In terms of putting on a spectacle, the current crop of leaders in Iran and Venezuela are a pale imitation of the situation a decade ago, when the double act of the late Hugo Chávez—then Venezuela’s undisputed comandante—and the Iranian President Mahmoud Ahmadinejad—then at his Holocaust-denying, Israel-eliminating peak—declared open season on American interests and values around the world.

But the comparative dullness of their successors—in Venezuela, the Cuban-trained apparatchik Nicolás Maduro, and in Iran, the pompous cleric Hassan Rouhani—should not obscure the fact that the alliance between these two rogue authoritarian states remains intact.

In a bid to revive the spirit of defiance that characterized the Chávez-Ahmadinejad approach, the arrival this week of Iranian tankers carrying oil into Venezuelan ports was carefully stage-managed by the two regimes. A few days before the arrival last Monday of the first oil tanker, named the Fortune, Maduro went on state television warning darkly that the United States was poised to attack the Iranian ships and pledging that force would be met with force. As he spoke, images in the background showed Venezuelan armed forces on missile-firing exercises.

Of course, no one seriously expected the Americans to attack the ships, so the belligerent rhetoric from Maduro was conveniently risk-free. When the Fortune docked in the port of El Palito, followed by two more tankers later in the week, Caracas and Tehran duly declared victory. Venezuela’s oil minister was photographed in an embrace with the beaming captain of the tanker, while state-run media outlets crowed that the United States had been “humiliated” by what the Iranian daily Javan memorably called “Iranian might under the very nose of America.”

In other words, whatever rare and temporary benefits might be derived from Iran’s largesse, these will disappear in less than a month. What will remain is the uncompromising stance of both regimes, buoyed by their own propaganda.

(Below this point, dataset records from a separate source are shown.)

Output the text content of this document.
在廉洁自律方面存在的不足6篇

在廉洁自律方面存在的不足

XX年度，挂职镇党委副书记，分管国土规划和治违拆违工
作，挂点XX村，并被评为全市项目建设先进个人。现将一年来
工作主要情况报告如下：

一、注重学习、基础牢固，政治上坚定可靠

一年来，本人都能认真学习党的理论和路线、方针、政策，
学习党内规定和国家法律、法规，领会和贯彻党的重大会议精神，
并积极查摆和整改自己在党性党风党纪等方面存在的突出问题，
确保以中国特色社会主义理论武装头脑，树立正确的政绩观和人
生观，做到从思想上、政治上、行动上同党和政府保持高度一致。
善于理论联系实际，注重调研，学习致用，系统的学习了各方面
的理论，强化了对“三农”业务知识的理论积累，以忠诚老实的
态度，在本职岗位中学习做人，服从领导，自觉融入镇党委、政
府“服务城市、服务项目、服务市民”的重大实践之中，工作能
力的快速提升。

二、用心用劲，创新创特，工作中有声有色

The shared official line is that the successful delivery of the Iranian oil demonstrates that America is scared and in retreat. In an interview with a hardline Iranian newspaper, the former Iranian Ambassador to Venezuela, Ahmad Sobhani, declared that the U.S. decision not to intervene against the tankers was a sign of Iran’s formidable “deterrent power.” Explained Sobhani, “[I]t gave the United States an understanding about the need to respect its obligations with regard to international free trade and navigation,” with the result that U.S. President Donald Trump’s administration now grasped that “initiating a conflict with Tehran will not be in its best interest.”

As far as the United States is concerned, it is engaged in what the State Department calls a “maximum pressure campaign” against the mullahs in Tehran. While it would certainly welcome a change of regime in Iran, that’s not actually the goal of the campaign. As U.S. Secretary of State Mike Pompeo put it on May 20, its purpose is “to get Iran to behave like a normal nation.”

The main tool of the American effort has been the targeted, choke-hold sanctions placed on Iranian individuals and entities like the Islamic Revolutionary Guards Corps (IRGC). A further 12 Iranian “individuals and entities” were sanctioned by the United States last week, among them the current interior minister Abdolreza Rahmani Fazli. When anti-regime protests erupted in Iran in November 2019, Fazli’s “evil commands killed Iranian citizens,” asserted Pompeo. “We’re proud to mete out what justice we can on behalf of the slain and silenced inside of Iran.”

As we approach the fifth anniversary of the ill-fated nuclear deal between the Obama administration and the Iranian regime, it is heartening to contrast America’s tone on Iran back then with the way it presently sounds. But there is the difficult question of whether America’s caution over the use of force will encourage Iran and Venezuela to increase the degree of provocation, perhaps by dispatching an oil flotilla twice the size of this one. And if oil gets through, then why not weapons or surveillance technology in the future?

Much as Hugo Chávez and Mahmoud Ahmadinejad used to do, the Iran-Venezuela axis is again poking America in the eye. True, both regimes are on shakier foundations than they were a decade ago, but they continue to retain power—and to believe that sanctions will not, by themselves, lead to their downfall.